Pytam, bo lata temu, w czasach mojej młodości poznałam dwóch młodych mężczyzn- brata w wierze i osobę ze "świata". Jakkolwiek nic nie miałam do tego brata, to jednak nie "zaiskrzyło" i nie zwodząc Go powiedziałam, że nie jestem Nim zainteresowana jako przyszłym mężem.
Natomiast ten ze "świata" miał charakter Bożego człowieka, ale też swój rozum i wtedy nie zgadzał się ze wszystkim co mówi organizacja. Prowokował ze mną burzliwe dyskusje religijne, rajcowało Go jak się denerwowałam, aż zobaczył moje "złowrogie" iskierki w oczach, wtedy odpuścił.

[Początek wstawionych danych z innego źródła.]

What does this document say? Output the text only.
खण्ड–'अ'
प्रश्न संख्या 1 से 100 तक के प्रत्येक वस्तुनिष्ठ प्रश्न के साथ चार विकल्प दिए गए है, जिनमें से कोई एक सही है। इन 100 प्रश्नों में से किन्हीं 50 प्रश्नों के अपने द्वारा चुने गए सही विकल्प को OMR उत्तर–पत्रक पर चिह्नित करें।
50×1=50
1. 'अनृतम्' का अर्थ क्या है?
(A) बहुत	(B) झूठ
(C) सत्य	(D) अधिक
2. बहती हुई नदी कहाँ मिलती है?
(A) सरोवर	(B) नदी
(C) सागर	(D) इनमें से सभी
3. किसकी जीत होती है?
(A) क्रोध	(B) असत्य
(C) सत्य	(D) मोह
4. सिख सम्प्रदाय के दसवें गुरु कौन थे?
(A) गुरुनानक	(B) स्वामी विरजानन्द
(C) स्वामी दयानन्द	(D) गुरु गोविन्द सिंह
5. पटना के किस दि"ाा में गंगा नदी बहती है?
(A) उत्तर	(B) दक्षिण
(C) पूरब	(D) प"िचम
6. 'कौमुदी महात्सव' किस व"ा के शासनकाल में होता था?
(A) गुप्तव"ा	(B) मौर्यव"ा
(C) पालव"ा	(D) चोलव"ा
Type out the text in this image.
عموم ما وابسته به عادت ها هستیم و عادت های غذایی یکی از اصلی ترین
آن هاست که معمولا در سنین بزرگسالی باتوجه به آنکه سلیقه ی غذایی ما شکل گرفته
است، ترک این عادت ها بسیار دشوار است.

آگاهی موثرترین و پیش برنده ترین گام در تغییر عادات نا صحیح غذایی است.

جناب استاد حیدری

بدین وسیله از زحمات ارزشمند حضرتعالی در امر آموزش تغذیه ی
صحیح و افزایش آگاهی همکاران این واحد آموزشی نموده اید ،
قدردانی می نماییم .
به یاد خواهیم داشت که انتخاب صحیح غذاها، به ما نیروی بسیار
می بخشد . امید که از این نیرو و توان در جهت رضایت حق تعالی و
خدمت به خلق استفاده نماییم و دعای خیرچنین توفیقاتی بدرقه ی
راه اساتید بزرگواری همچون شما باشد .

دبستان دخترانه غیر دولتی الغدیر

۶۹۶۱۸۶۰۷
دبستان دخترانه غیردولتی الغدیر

ale też i nasze relacje trochę się zmieniły. Znaliśmy się dwa lata, po czym ku zdziwieniu innych wzięliśmy ślub.
Dlaczego o tym piszę.
Otóż na początku naszej znajomości powiedziano mi, że jak wyjdę za Niego, za "światusa" to nikt ze zboru nie przyjdzie na mój ślub, a to było dla mnie nie do pomyślenia. Byłam szantażowana. Zatem mój narzeczony ( po roku wiedziałam, że chcemy być razem) widząc i wiedząc co jest grane, zaczął studiować Biblię ze świadkami nawet w innym zborze niż ja, bo mieszkał w innej dzielnicy. Wszyscy Go polubili, zapraszali do siebie, miał tzw. "wzięcie". Nie mając przekonania do końca postanowił się ochrzcić, bo Mu wmawiano, że po chrzcie to zrozumie lepiej prawdę. Jest chrzest na kongresie i po chrzcie wręczamy wszystkim naszym znajomym zaproszenie na ślub. Konsternacja. Wiadomo, że ślub załatwia się kilka miesięcy wcześniej. Przez zbór czekaliśmy dwa lata, aby było zgodne z wytycznymi organizacji i nie chcieliśmy czekać ani trochę dłużej.
Gdy patrzę na to z perspektywy czasu, żałuję że nie miałam wtedy odwagi iść swoją drogą, tylko liczyłam się z opinią innych. Tak bardzo mi zależało aby było jak najwięcej obecnych braci, bo wśród Nich miałam tylko towarzyskie kontakty.
To co nam zabiera organizacja, to osobistą godność, prawo decydowania o swoim życiu.
Niejeden człowiek z tzw. "świata" może być lepszym kandydatem na współmałżonka, niż Ci "bogobojni" ale tylko w oczach ludzi.